Csikszentmihalyi- 3 times fast!

I do not know if I could spell his name on my own, but Mihaly Csikszentmihalyi is a psychologist at the University of Chicago who has developed a theory about inner experience. According to him, the optimal moment occurs when a person is completely absorbed in whatever he or she is doing--he calls this moment, "flow." In his words, "...I developed a theory of optimal experience based on the concept of flow--the state in which people are so involved in an activity that nothing else seems to matter; the experience itself is so enjoyable that people will do it even at great cost, just for the sake of doing it." 

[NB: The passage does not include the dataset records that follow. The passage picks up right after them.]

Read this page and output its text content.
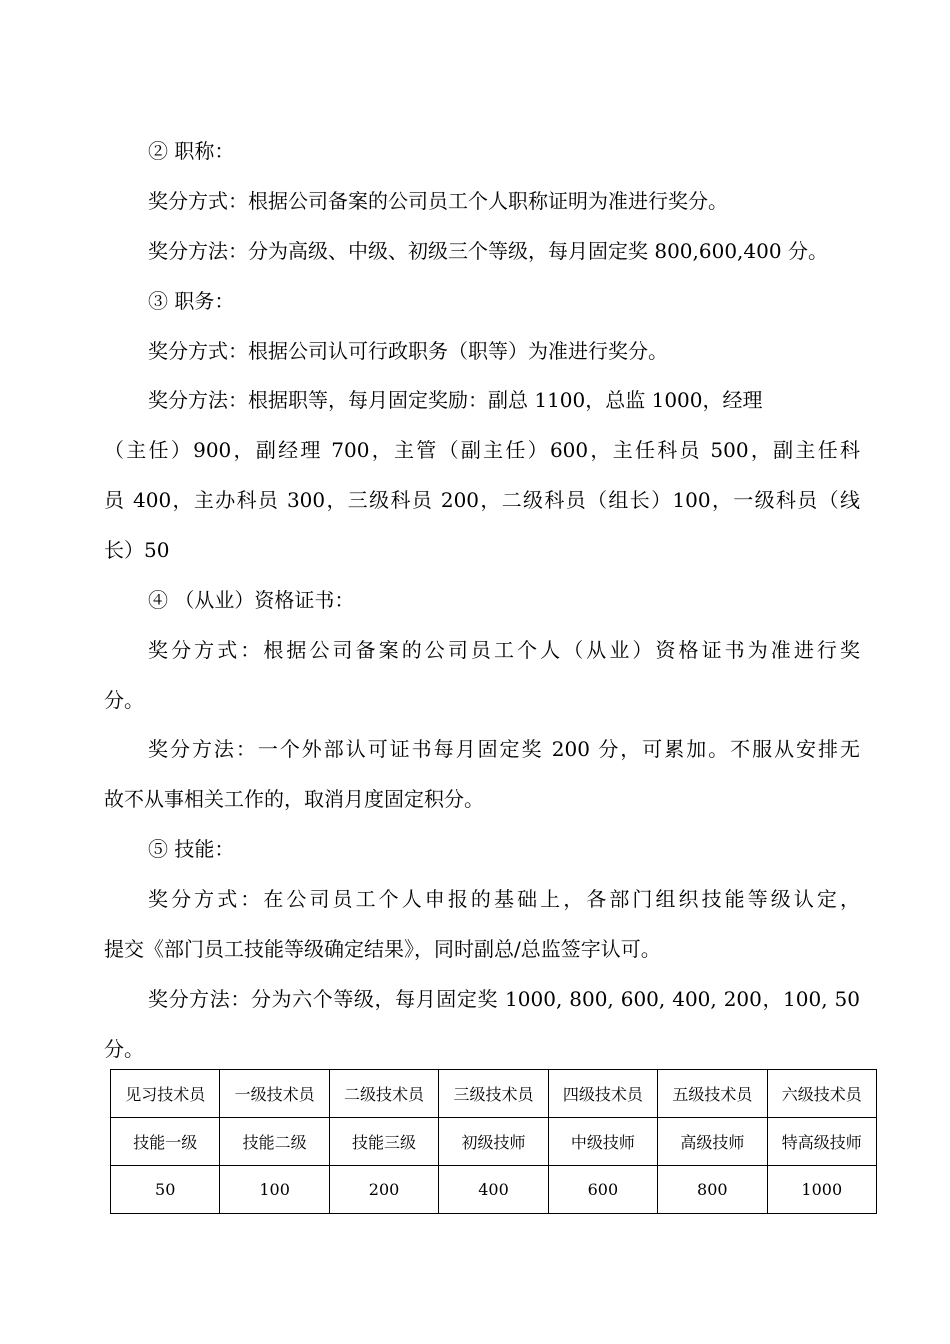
② 职称：
奖分方式：根据公司备案的公司员工个人职称证明为准进行奖分。
奖分方法：分为高级、中级、初级三个等级，每月固定奖 800,600,400 分。
③ 职务：
奖分方式：根据公司认可行政职务（职等）为准进行奖分。
奖分方法：根据职等，每月固定奖励：副总 1100，总监 1000，经理
（主任）900，副经理 700，主管（副主任）600，主任科员 500，副主任科
员 400，主办科员 300，三级科员 200，二级科员（组长）100，一级科员（线
长）50
④ （从业）资格证书：
奖分方式：根据公司备案的公司员工个人（从业）资格证书为准进行奖
分。
奖分方法：一个外部认可证书每月固定奖 200 分，可累加。不服从安排无
故不从事相关工作的，取消月度固定积分。
⑤ 技能：
奖分方式：在公司员工个人申报的基础上，各部门组织技能等级认定，
提交《部门员工技能等级确定结果》，同时副总/总监签字认可。
奖分方法：分为六个等级，每月固定奖 1000, 800, 600, 400, 200，100, 50
分。
见习技术员	一级技术员	二级技术员	三级技术员	四级技术员	五级技术员	六级技术员
技能一级	技能二级	技能三级	初级技师	中级技师	高级技师	特高级技师
50	100	200	400	600	800	1000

I spend a lot of time thinking about education and classrooms, and I spend a fair amount of time thinking about running. I was thinking this week about the "cost" of Sunday's run. Fortunately, it was not fatal for anyone, but for me (and I think for a whole bunch of other people), it was an experience of "flow." What I have been flipping around in my mind is the general disconnect between school and the experience of "flow"--how many people ever have moments of being so involved in what is happening in school that they lose track of time? Over 135 people were so committed to "the sake of doing" Ohlone that they pushed themselves through extremely difficult conditions. While there were some who realized more pushing would have been dangerous, and others who ended up in grave danger, what is impressive is the commitment demonstrated by all involved. What would our schools look like if they were places that inspired this kind of dedication to a goal? What would a school look like, full of the joy of extremely hard work? That's what long distance running IS--finding joy in extremely hard work. I am so NOT someone who will bemoan today's students as lacking in work ethic--I was a good student but nothing in school ever inspired me to push myself the way running does, and I think this is really sad. To be a little grandiose, what would our world look like if we created opportunities for everyone to become this involved in what they were passionate about? 

Enough philosophizing for the night...

1 comment:

GB said...

This is a great subject! It makes me think way back to high school and what made me want to work harder: my cross country coach and running cross country, and the thought of going to college. What made me want to work harder in college? The thought of getting out of Fresno and going back to the bay area! But maybe if I were running in college, it would have taken me less time to graduate. ;)

This post motivates me to create some kind of environment for my kids to explore and work on their interests. I think when they are happy working on their projects, they'll be happier in most areas of life!

Hmmm, kind of like our running "projects," and how working on them carries over into everything. Sweet!